Retribution? What would the offended restaurant do? Have a cook spit in his cheeseburger? Perhaps they would put something "special" in the pu pu platter? Maybe they wouldn't let him eat there again.
Gee, can't eat at a place he said sucked. Ah, the poetic justice of the market.
Matthew continued, "We noted that he could avoid answering to readers for any insensitive comments he may have made in print."
How do we normally get reporters to answer for their insensitive comments? How exactly are we supposed to deal with the insensitive comments your paper makes every week? Would you ignore them more easily if we didn't know Cara's real name?
Then Matt made an Olympic-style leap to this conclusion: "Could it be because the Gazette didn't want to acknowledge that after promoting an egalitarian, open-to-anyone competition, it actually hired someone who already was a newsroom staffer?"
What's the matter, Matt, did you get passed over for a job at a real newspaper? Bitter much.
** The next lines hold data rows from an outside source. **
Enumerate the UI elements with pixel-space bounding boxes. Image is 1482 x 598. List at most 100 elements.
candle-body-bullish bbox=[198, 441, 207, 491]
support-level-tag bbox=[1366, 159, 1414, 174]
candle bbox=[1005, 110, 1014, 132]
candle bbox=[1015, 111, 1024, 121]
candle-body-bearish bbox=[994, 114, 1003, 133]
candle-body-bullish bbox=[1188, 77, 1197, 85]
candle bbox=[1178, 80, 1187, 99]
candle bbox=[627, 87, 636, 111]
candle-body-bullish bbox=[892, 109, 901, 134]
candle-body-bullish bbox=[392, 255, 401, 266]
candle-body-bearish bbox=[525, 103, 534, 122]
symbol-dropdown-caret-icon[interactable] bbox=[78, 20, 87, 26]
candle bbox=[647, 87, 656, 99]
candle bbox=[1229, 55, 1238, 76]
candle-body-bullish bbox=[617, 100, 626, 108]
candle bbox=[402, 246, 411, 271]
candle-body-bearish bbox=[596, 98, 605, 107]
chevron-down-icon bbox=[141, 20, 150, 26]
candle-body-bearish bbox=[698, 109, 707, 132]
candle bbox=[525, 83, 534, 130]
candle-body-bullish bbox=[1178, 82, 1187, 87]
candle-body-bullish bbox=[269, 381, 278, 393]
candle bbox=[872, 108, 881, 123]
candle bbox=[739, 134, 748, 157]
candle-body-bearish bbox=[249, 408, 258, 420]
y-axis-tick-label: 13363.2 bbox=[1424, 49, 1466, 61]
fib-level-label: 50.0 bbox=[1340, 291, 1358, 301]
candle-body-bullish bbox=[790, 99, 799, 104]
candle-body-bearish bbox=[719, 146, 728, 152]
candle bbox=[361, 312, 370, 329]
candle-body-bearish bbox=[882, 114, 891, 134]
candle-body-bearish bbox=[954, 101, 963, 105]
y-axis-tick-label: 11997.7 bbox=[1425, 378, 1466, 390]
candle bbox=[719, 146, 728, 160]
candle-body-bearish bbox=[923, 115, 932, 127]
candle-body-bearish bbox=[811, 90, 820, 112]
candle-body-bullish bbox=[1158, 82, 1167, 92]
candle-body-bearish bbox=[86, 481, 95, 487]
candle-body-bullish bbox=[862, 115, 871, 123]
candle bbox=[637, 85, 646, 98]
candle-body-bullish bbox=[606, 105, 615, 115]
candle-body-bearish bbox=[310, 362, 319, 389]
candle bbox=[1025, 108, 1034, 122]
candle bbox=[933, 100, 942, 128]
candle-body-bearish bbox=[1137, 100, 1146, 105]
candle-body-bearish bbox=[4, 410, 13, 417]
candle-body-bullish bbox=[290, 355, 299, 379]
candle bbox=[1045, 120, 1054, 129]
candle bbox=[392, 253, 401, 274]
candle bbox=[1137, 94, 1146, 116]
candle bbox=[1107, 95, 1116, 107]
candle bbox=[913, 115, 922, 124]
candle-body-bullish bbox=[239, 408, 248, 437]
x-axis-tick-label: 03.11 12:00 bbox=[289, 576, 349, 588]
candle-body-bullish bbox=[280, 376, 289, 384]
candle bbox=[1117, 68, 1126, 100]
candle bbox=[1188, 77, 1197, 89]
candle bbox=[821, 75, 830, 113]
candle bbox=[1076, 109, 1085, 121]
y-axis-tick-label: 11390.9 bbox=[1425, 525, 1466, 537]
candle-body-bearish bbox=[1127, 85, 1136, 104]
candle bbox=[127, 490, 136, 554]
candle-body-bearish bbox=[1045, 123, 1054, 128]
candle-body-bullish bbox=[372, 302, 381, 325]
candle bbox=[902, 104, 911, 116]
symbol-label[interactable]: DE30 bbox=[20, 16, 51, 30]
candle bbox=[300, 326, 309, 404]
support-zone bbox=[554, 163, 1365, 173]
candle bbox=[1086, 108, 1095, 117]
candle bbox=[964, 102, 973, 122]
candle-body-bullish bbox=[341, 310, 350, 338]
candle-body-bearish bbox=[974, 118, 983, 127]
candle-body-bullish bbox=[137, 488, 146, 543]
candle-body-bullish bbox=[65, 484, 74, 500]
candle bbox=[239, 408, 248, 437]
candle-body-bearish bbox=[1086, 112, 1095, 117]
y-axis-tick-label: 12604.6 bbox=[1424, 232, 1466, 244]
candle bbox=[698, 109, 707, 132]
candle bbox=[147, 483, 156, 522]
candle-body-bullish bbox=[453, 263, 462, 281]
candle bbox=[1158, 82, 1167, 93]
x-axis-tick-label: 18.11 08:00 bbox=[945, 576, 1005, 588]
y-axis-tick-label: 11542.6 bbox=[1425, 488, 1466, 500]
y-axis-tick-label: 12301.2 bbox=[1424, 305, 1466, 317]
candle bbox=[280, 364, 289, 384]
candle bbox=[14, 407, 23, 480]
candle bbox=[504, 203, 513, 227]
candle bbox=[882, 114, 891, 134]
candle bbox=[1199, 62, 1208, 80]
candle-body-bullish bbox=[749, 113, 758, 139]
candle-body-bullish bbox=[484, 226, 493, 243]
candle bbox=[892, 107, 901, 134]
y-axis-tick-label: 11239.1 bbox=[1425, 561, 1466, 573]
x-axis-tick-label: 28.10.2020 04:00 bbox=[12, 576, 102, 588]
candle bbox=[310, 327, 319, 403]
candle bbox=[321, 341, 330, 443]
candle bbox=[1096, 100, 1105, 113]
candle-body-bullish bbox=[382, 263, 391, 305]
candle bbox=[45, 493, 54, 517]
There is seldom much I agree politically with Cara DeGette. With the exception of trying to make the distinction that Michael Moore garnered more attention than Newt Gingrich ("Newt's one-sided "Conversation,'" Letters, June 28) is like comparing them to Paris Hilton. She got more attention than either of them, but would you like your kids or girlfriend behaving like Hilton? Most of us would not like to behave like that "sicko," Moore.
DeGette was right on when it comes to Gingrich. He is smart. He knows politics. However, he is morally bankrupt. He is pompous and condescending. As a staunch conservative, I won't vote for Gingrich based on his hypocrisy and deceit.
Our next president should have strong values, integrity and moral honesty, before getting caught in the act. That president should not be obligated to powerful lobbies like the NEA, unions, bankers, medical, oil, etc. How about becoming interested in the American people?
Many of us will write off Gingrich, Giuliani and McCain before the primaries even start.
That leaves pretty slim pickings! No true middle-of-the-road independent or conservative will be happy to have Hillary Clinton as president. That would be even worse than having a Democratic governor with Democrats running both sides of the aisle. Where is our white knight in shining armor, who is strong on national security, while reining in the "nanny state" mentality?